The third empirical study investigates the strategies adopted by technology firms to overcome legitimation obstacles for non-conventional health tech applications. From the perspective of technology-acceptance theory, both ‘proposing’ medically relevant and economically viable values and ‘legitimizing’ such value claims are essential for convincing users to adopt a technology (Mehrizi et al., 2023). For non-conventional technologies, this quest for legitimacy is even more problematic as these firms not only lack cognitive legitimacy but encounter obstacles on all four dimensions of legitimacy, including cognitive, moral, pragmatic, and regulative aspects. Previous empirical work has not thoroughly examined the intricacies of this difficult quest for legitimacy in such contested sub-sectors. This study addresses this gap by exploring how entrepreneurial firms strategically address legitimation obstacles and build legitimacy for their non-conventional technology applications. The study finds that in order to overcome the legitimation obstacles, firms adopt strategies relating to three central themes: credibility, customer empowerment, and better understanding of the innovative technologies. Each strategic theme primarily addresses one (or two) types of legitimacy yet demonstrates legitimacy-building across the other dimensions as well, resulting in positive ‘spillover’ effects. The study guides start-ups and SMEs in nascent markets to build legitimacy on all dimensions, particularly for technology applications that lack widespread public support and acceptance.

This dissertation researched how health-tech entrepreneurs effectively navigate through uncertainty to arrive at a viable business model.

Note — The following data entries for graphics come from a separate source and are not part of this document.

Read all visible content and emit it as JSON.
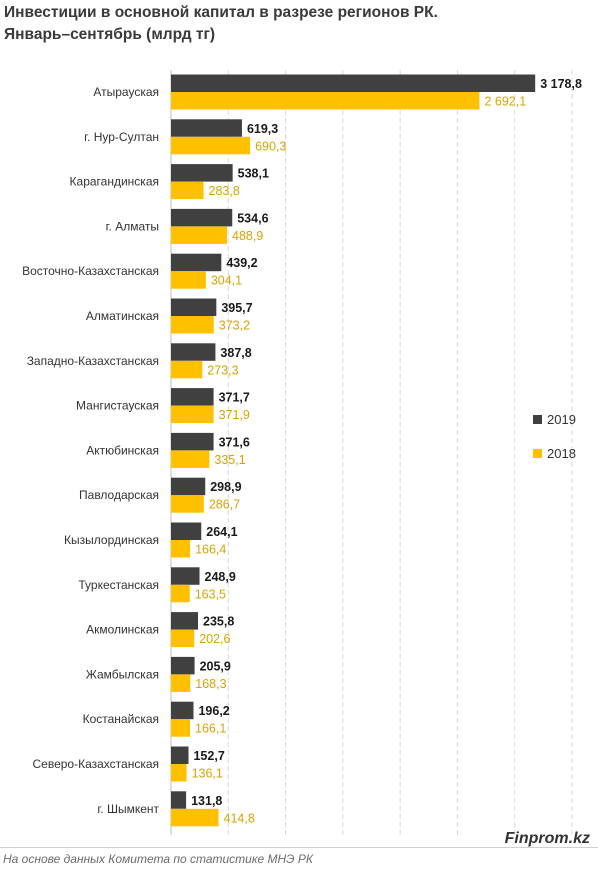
{
  "title_lines": [
    "Инвестиции в основной капитал в разрезе регионов РК.",
    "Январь–сентябрь (млрд тг)"
  ],
  "watermark": "Finprom.kz",
  "source": "На основе данных  Комитета по статистике МНЭ РК",
  "colors": {
    "2019": "#404040",
    "2018": "#ffc000",
    "label_2019": "#1a1a1a",
    "label_2018": "#d9a400",
    "grid": "#d9d9d9"
  },
  "chart_data": {
    "type": "bar",
    "orientation": "horizontal",
    "categories": [
      "Атырауская",
      "г. Нур-Султан",
      "Карагандинская",
      "г. Алматы",
      "Восточно-Казахстанская",
      "Алматинская",
      "Западно-Казахстанская",
      "Мангистауская",
      "Актюбинская",
      "Павлодарская",
      "Кызылординская",
      "Туркестанская",
      "Акмолинская",
      "Жамбылская",
      "Костанайская",
      "Северо-Казахстанская",
      "г. Шымкент"
    ],
    "series": [
      {
        "name": "2019",
        "values": [
          3178.8,
          619.3,
          538.1,
          534.6,
          439.2,
          395.7,
          387.8,
          371.7,
          371.6,
          298.9,
          264.1,
          248.9,
          235.8,
          205.9,
          196.2,
          152.7,
          131.8
        ],
        "labels": [
          "3 178,8",
          "619,3",
          "538,1",
          "534,6",
          "439,2",
          "395,7",
          "387,8",
          "371,7",
          "371,6",
          "298,9",
          "264,1",
          "248,9",
          "235,8",
          "205,9",
          "196,2",
          "152,7",
          "131,8"
        ]
      },
      {
        "name": "2018",
        "values": [
          2692.1,
          690.3,
          283.8,
          488.9,
          304.1,
          373.2,
          273.3,
          371.9,
          335.1,
          286.7,
          166.4,
          163.5,
          202.6,
          168.3,
          166.1,
          136.1,
          414.8
        ],
        "labels": [
          "2 692,1",
          "690,3",
          "283,8",
          "488,9",
          "304,1",
          "373,2",
          "273,3",
          "371,9",
          "335,1",
          "286,7",
          "166,4",
          "163,5",
          "202,6",
          "168,3",
          "166,1",
          "136,1",
          "414,8"
        ]
      }
    ],
    "xlim": [
      0,
      3500
    ],
    "grid": true,
    "legend_position": "right"
  }
}
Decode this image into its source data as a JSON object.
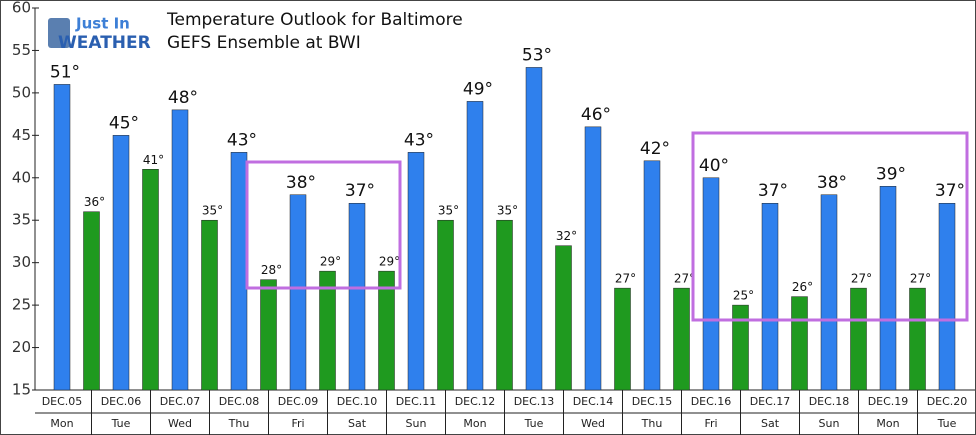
{
  "chart_data": {
    "type": "bar",
    "title": "Temperature Outlook for Baltimore",
    "subtitle": "GEFS Ensemble at BWI",
    "logo": [
      "Just In",
      "WEATHER"
    ],
    "categories": [
      "DEC.05",
      "DEC.06",
      "DEC.07",
      "DEC.08",
      "DEC.09",
      "DEC.10",
      "DEC.11",
      "DEC.12",
      "DEC.13",
      "DEC.14",
      "DEC.15",
      "DEC.16",
      "DEC.17",
      "DEC.18",
      "DEC.19",
      "DEC.20"
    ],
    "weekdays": [
      "Mon",
      "Tue",
      "Wed",
      "Thu",
      "Fri",
      "Sat",
      "Sun",
      "Mon",
      "Tue",
      "Wed",
      "Thu",
      "Fri",
      "Sat",
      "Sun",
      "Mon",
      "Tue"
    ],
    "series": [
      {
        "color": "#2f80ed",
        "values": [
          51,
          45,
          48,
          43,
          38,
          37,
          43,
          49,
          53,
          46,
          42,
          40,
          37,
          38,
          39,
          37
        ],
        "value_labels": [
          "51°",
          "45°",
          "48°",
          "43°",
          "38°",
          "37°",
          "43°",
          "49°",
          "53°",
          "46°",
          "42°",
          "40°",
          "37°",
          "38°",
          "39°",
          "37°"
        ]
      },
      {
        "color": "#1f9a1f",
        "values": [
          36,
          41,
          35,
          28,
          29,
          29,
          35,
          35,
          32,
          27,
          27,
          25,
          26,
          27,
          27,
          null
        ],
        "value_labels": [
          "36°",
          "41°",
          "35°",
          "28°",
          "29°",
          "29°",
          "35°",
          "35°",
          "32°",
          "27°",
          "27°",
          "25°",
          "26°",
          "27°",
          "27°",
          null
        ]
      }
    ],
    "ylim": [
      15,
      60
    ],
    "yticks": [
      15,
      20,
      25,
      30,
      35,
      40,
      45,
      50,
      55,
      60
    ],
    "grid": false
  }
}
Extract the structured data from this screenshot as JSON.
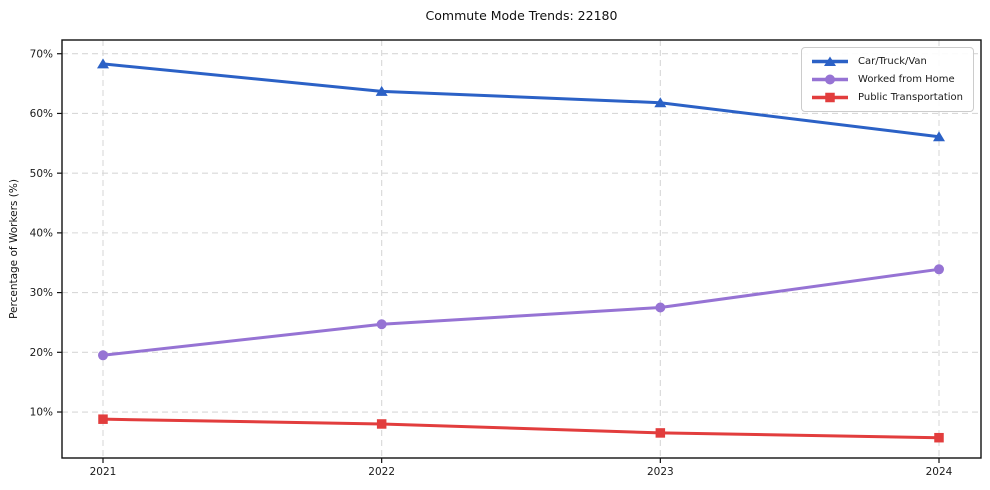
{
  "page": {
    "title": "Commute Mode Trends: 22180"
  },
  "chart_data": {
    "type": "line",
    "title": "Commute Mode Trends: 22180",
    "xlabel": "",
    "ylabel": "Percentage of Workers (%)",
    "categories": [
      2021,
      2022,
      2023,
      2024
    ],
    "x_tick_labels": [
      "2021",
      "2022",
      "2023",
      "2024"
    ],
    "y_ticks": [
      10,
      20,
      30,
      40,
      50,
      60,
      70
    ],
    "y_tick_labels": [
      "10%",
      "20%",
      "30%",
      "40%",
      "50%",
      "60%",
      "70%"
    ],
    "ylim": [
      2.3,
      72.3
    ],
    "grid": true,
    "grid_style": "dashed",
    "legend_position": "upper right",
    "colors": {
      "car_truck_van": "#2b61c6",
      "worked_from_home": "#9673d4",
      "public_transportation": "#e23d3d",
      "grid": "#d8d8d8",
      "spine": "#111111"
    },
    "series": [
      {
        "name": "Car/Truck/Van",
        "color": "#2b61c6",
        "marker": "triangle-up",
        "values": [
          68.3,
          63.7,
          61.8,
          56.1
        ]
      },
      {
        "name": "Worked from Home",
        "color": "#9673d4",
        "marker": "circle",
        "values": [
          19.5,
          24.7,
          27.5,
          33.9
        ]
      },
      {
        "name": "Public Transportation",
        "color": "#e23d3d",
        "marker": "square",
        "values": [
          8.8,
          8.0,
          6.5,
          5.7
        ]
      }
    ]
  }
}
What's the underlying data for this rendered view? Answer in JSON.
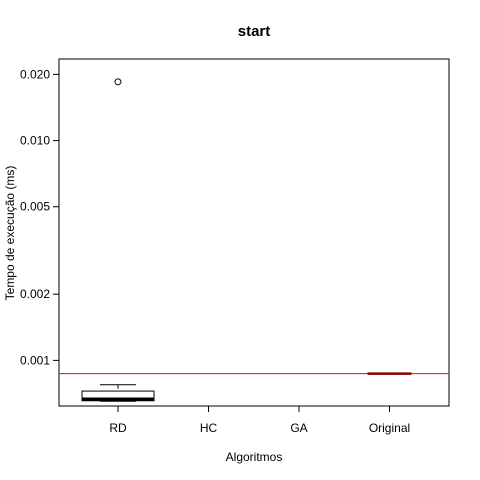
{
  "chart_data": {
    "type": "box",
    "title": "start",
    "xlabel": "Algoritmos",
    "ylabel": "Tempo de execução (ms)",
    "y_scale": "log",
    "ylim": [
      0.00062,
      0.0235
    ],
    "y_ticks": [
      0.001,
      0.002,
      0.005,
      0.01,
      0.02
    ],
    "y_tick_labels": [
      "0.001",
      "0.002",
      "0.005",
      "0.010",
      "0.020"
    ],
    "categories": [
      "RD",
      "HC",
      "GA",
      "Original"
    ],
    "boxes": [
      {
        "category": "RD",
        "min": 0.000652,
        "q1": 0.000655,
        "median": 0.000667,
        "q3": 0.000725,
        "max": 0.000775,
        "outliers": [
          0.0185
        ]
      },
      {
        "category": "HC"
      },
      {
        "category": "GA"
      },
      {
        "category": "Original",
        "min": 0.00087,
        "q1": 0.00087,
        "median": 0.00087,
        "q3": 0.00087,
        "max": 0.00087,
        "outliers": []
      }
    ],
    "reference_line": {
      "y": 0.00087,
      "color": "#ff0000"
    },
    "median_color_original": "#8b0000",
    "grid": false,
    "legend": "none"
  }
}
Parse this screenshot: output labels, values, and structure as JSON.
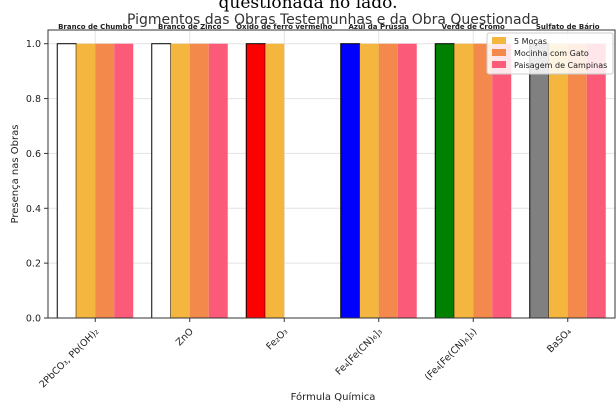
{
  "page": {
    "cropped_caption": "questionada no lado."
  },
  "chart_data": {
    "type": "bar",
    "title": "Pigmentos das Obras Testemunhas e da Obra Questionada",
    "xlabel": "Fórmula Química",
    "ylabel": "Presença nas Obras",
    "ylim": [
      0,
      1.05
    ],
    "yticks": [
      "0.0",
      "0.2",
      "0.4",
      "0.6",
      "0.8",
      "1.0"
    ],
    "grid": true,
    "legend_position": "top-right",
    "categories": [
      "2PbCO₃, Pb(OH)₂",
      "ZnO",
      "Fe₂O₃",
      "Fe₄[Fe(CN)₆]₃",
      "(Fe₄[Fe(CN)₆]₃)",
      "BaSO₄"
    ],
    "category_names": [
      "Branco de Chumbo",
      "Branco de Zinco",
      "Óxido de ferro vermelho",
      "Azul da Prússia",
      "Verde de Cromo",
      "Sulfato de Bário"
    ],
    "questioned_colors": [
      "#ffffff",
      "#ffffff",
      "#ff0000",
      "#0000ff",
      "#008000",
      "#808080"
    ],
    "series": [
      {
        "name": "5 Moças",
        "values": [
          1,
          1,
          1,
          1,
          1,
          1
        ],
        "color": "#f4b63f"
      },
      {
        "name": "Mocinha com Gato",
        "values": [
          1,
          1,
          0,
          1,
          1,
          1
        ],
        "color": "#f38a4c"
      },
      {
        "name": "Paisagem de Campinas",
        "values": [
          1,
          1,
          0,
          1,
          1,
          1
        ],
        "color": "#fb5a78"
      }
    ]
  }
}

Based on three studies, it provided answers by exploring three key challenges that emerge during the stages of customer discovery, customer validation, and customer creation.

First, it highlights that when addressing the challenge of problem discovery, tech entrepreneurs realize outcomes with greater commercial viability if they emphasize exploring problems before prematurely jumping to solutions by interacting with stakeholders. Second, when evaluating market opportunities, the research findings suggest that entrepreneurs who seek to enhance their product attractiveness should develop value propositions that prioritize customer-centricity over competitiveness, and technological novelties over mere product improvements for all customer actors involved in the technology adoption decision. In this endeavor, thoroughly understanding unmet market needs across various target audiences is crucial. Third, in the quest for developing a viable business model in non-conventional health tech markets, the research highlights that an effective approach to gaining wider market acceptance and recognition involves first improving cognitive legitimacy through co-creation with target customers.

Together, these insights highlight the importance of interacting and aligning with different stakeholder groups as a key strategic activity to navigate the uncertain entrepreneurial journey. Moreover, the studies provide a set of concrete actions entrepreneurs can undertake to convince, engage with, and mobilize key stakeholders such as customers and healthcare professionals.